1) if using normal household (laundry strength) bleach like Purex or such, normal concentration is half and half with water. Follow instructions on bottle about skin contact (really irritates some people, others like me hasno significant effect)- but definitely be aware it will bleach out your clothing and can ruin shoes (especially if leather or stitched-on sole), and wear your goggles or faceshield for eye protectiona against accidental splashes.
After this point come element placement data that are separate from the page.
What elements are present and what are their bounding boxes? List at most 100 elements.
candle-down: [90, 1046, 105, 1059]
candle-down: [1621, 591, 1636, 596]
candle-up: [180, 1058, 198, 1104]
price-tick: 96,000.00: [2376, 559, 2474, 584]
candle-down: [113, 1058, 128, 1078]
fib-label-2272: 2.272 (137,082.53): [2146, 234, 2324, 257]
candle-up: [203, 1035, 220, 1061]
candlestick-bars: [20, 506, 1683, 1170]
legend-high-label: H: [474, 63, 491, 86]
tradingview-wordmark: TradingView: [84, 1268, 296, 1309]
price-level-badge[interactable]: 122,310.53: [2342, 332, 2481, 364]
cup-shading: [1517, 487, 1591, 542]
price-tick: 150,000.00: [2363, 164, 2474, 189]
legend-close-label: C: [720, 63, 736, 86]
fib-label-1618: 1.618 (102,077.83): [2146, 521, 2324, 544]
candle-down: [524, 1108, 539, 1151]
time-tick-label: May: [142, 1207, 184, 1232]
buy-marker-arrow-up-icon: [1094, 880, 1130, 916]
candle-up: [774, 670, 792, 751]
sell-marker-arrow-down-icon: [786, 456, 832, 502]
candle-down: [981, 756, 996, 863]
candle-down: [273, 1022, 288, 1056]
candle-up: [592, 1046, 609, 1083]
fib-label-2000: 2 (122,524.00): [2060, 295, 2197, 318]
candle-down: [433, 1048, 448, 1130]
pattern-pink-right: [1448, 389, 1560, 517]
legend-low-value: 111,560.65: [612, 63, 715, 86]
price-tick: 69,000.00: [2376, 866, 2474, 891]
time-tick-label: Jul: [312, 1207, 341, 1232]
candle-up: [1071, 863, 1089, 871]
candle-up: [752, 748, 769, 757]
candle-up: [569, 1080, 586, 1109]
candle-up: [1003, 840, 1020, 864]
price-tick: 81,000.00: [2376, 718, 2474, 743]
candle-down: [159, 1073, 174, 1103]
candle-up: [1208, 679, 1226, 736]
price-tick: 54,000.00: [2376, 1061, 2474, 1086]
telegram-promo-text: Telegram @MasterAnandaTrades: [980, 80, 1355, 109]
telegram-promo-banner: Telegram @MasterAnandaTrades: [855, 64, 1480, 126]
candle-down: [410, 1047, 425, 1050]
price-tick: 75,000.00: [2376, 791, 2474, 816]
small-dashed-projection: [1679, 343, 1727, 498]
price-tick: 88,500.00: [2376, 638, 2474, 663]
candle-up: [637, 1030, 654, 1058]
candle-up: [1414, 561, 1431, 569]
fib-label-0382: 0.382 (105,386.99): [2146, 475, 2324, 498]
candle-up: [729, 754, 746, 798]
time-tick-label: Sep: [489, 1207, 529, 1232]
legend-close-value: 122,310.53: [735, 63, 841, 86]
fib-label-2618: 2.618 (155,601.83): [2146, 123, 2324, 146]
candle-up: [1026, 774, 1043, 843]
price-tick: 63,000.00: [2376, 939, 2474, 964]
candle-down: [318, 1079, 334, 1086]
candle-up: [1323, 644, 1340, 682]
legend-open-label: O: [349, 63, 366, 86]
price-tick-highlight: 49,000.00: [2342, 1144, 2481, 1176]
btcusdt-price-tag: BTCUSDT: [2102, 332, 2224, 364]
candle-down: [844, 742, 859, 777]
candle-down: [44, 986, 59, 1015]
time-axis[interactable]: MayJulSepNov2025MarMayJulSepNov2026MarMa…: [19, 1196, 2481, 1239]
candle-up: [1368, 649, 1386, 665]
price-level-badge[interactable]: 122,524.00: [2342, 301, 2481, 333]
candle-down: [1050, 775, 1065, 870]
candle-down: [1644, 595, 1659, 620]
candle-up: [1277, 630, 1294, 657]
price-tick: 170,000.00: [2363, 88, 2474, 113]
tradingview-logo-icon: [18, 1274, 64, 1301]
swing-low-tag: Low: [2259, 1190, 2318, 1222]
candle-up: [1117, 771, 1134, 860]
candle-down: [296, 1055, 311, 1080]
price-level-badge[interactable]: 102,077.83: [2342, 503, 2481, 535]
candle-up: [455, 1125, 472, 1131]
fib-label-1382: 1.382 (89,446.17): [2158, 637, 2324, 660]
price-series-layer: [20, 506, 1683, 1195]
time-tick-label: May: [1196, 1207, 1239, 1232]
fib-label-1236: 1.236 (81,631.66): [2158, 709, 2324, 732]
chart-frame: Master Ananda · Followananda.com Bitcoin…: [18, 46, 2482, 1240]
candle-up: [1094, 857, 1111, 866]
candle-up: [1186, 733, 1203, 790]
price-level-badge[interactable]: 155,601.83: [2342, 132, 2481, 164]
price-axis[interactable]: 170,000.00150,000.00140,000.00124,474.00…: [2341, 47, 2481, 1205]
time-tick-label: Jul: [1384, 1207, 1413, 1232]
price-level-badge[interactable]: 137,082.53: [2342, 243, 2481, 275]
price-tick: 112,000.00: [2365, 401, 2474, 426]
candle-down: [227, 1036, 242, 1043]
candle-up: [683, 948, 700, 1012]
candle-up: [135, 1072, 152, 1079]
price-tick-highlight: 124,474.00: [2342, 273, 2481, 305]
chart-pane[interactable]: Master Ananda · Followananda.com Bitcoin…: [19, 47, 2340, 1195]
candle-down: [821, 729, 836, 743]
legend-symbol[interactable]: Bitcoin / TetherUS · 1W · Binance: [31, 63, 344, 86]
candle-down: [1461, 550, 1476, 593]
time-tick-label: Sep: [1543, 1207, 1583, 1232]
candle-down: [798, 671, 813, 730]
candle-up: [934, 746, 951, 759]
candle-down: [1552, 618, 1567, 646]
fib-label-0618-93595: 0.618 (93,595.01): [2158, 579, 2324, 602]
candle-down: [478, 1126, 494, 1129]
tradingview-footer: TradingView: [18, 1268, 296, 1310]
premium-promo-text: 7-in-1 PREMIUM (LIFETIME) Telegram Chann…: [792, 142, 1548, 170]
2) if you do use a sulfate product and get yellowing or a buildup of a yellowish or whitish powdery or foamy substance, it will come off easily with white vinegar (for small areas) or diluted muriatic acid (for larger areas) - but be aware if your pavers/stones are a carbonate like limestone or dolomite or travertine or marble or coquina (rock made of shells) - or if concrete - it will etch the more resitant ones like concrete, and can rapidly dissolve the pure lime ones like limestone and coquina - so use sparsely and scrub in and wash off quickly till you see how much set time it needsto remove the chemical residue wihtout damaging the stone. Generally (especially with muriatic acid) will remove or peel sealants, so that will have to be redone in all likelihood if stripping off sulfate residue.


3) if your stone turns bluish from copper sulfate, generally it will fade rapidly with time, as the azurite and similar minerals which can form in contact with the pavers is readily weathered and oxidized - so will generally turn to a pale bluish whitish soft residue which generally wears/brushes off easily after a few weeks weathering.